MiRNA-107 inhibits proliferation and migration by targeting CDK8 in breast cancer.

Background: MicroRNAs (miRNAs) are small, non-coding RNAs (18-25 nucleotides) that post-transcriptionally modulate gene expression by negatively regulating the stability or translational efficiency of their target mRNAs. The aim of this study was to investigate the expression pattern of microRNA-107 (miR-107) in human breast cancer, and its potential role in disease pathogenesis.
Methods: Quantitative reverse transcription-polymerase chain reaction (qRT-PCR) was performed to determine the expression level of miR-107 in 30 breast cancer specimens and adjacent normal breast tissues. MTT and colony formation assays, transwell and wound healing test, cell cycle assays were conducted to explore the potential function of miR-107 in human MDA-MB-231 breast cancer cells. Luciferase reporter assays were employed to validate regulation of a putative target of miR-107. The effect of modulating miR-107 on endogenous levels of this target were subsequently confirmed via Western blotting.

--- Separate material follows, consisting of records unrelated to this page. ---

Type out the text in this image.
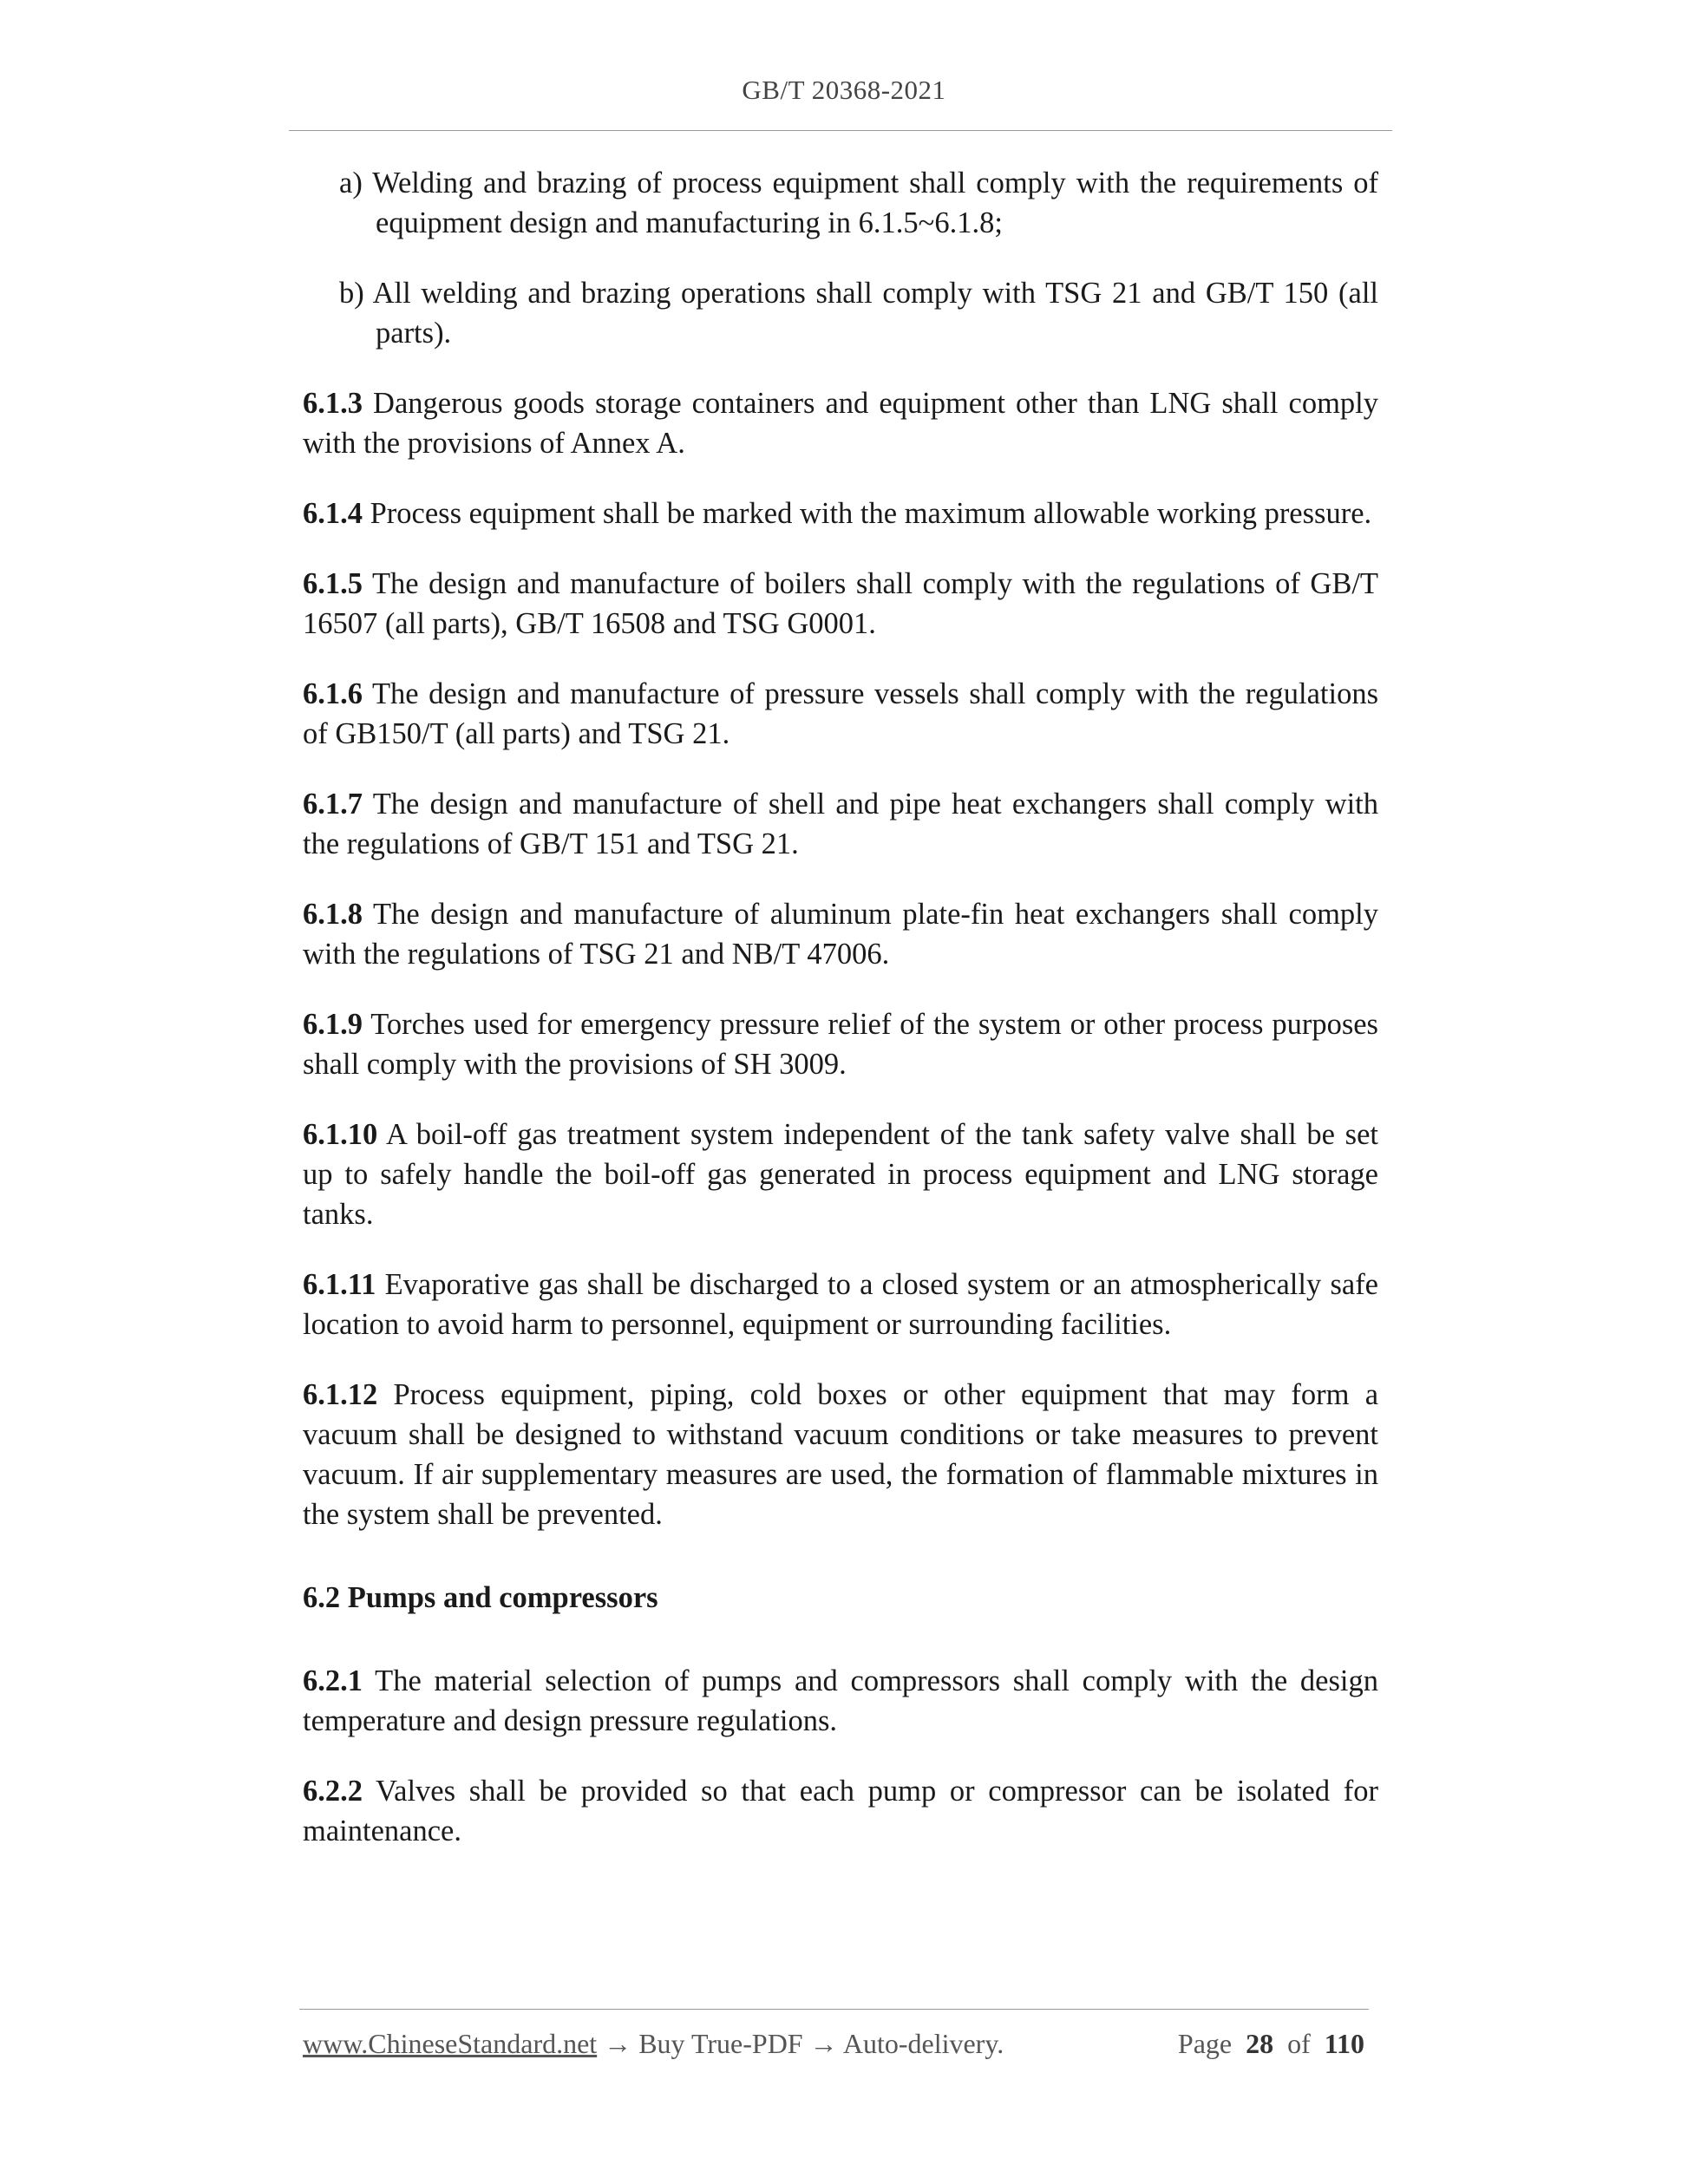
GB/T 20368-2021
a) Welding and brazing of process equipment shall comply with the requirements of equipment design and manufacturing in 6.1.5~6.1.8;
b) All welding and brazing operations shall comply with TSG 21 and GB/T 150 (all parts).

6.1.3 Dangerous goods storage containers and equipment other than LNG shall comply with the provisions of Annex A.

6.1.4 Process equipment shall be marked with the maximum allowable working pressure.

6.1.5 The design and manufacture of boilers shall comply with the regulations of GB/T 16507 (all parts), GB/T 16508 and TSG G0001.

6.1.6 The design and manufacture of pressure vessels shall comply with the regulations of GB150/T (all parts) and TSG 21.

6.1.7 The design and manufacture of shell and pipe heat exchangers shall comply with the regulations of GB/T 151 and TSG 21.

6.1.8 The design and manufacture of aluminum plate-fin heat exchangers shall comply with the regulations of TSG 21 and NB/T 47006.

6.1.9 Torches used for emergency pressure relief of the system or other process purposes shall comply with the provisions of SH 3009.

6.1.10 A boil-off gas treatment system independent of the tank safety valve shall be set up to safely handle the boil-off gas generated in process equipment and LNG storage tanks.

6.1.11 Evaporative gas shall be discharged to a closed system or an atmospherically safe location to avoid harm to personnel, equipment or surrounding facilities.

6.1.12 Process equipment, piping, cold boxes or other equipment that may form a vacuum shall be designed to withstand vacuum conditions or take measures to prevent vacuum. If air supplementary measures are used, the formation of flammable mixtures in the system shall be prevented.

6.2 Pumps and compressors

6.2.1 The material selection of pumps and compressors shall comply with the design temperature and design pressure regulations.

6.2.2 Valves shall be provided so that each pump or compressor can be isolated for maintenance.

www.ChineseStandard.net → Buy True-PDF → Auto-delivery.	Page 28 of 110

Results: miR-107 expression was relatively decreased in breast cancer specimens compared with adjacent normal tissues (P<0.01). Overexpression of miR-107 suppressed MDA-MB-231 cell proliferation and migration, meanwhile the cells were arrested at G0/G1 phase. Luciferase assays using a reporter carrying a putative miR-107 target site in the 3', untranslated region (3'-UTR) of CDK8 revealed that miR-107 directly targets CDK8. Overexpression of miR-107 led to downregulation of CDK8 at the mRNA and protein level, as assessed by Western blotting.
Conclusions: miR-107 may play an important role in breast cancer progression, which might negatively regulate the expression of CDK8 and inhibit the proliferation and migration of MDA-MB-231 cell line.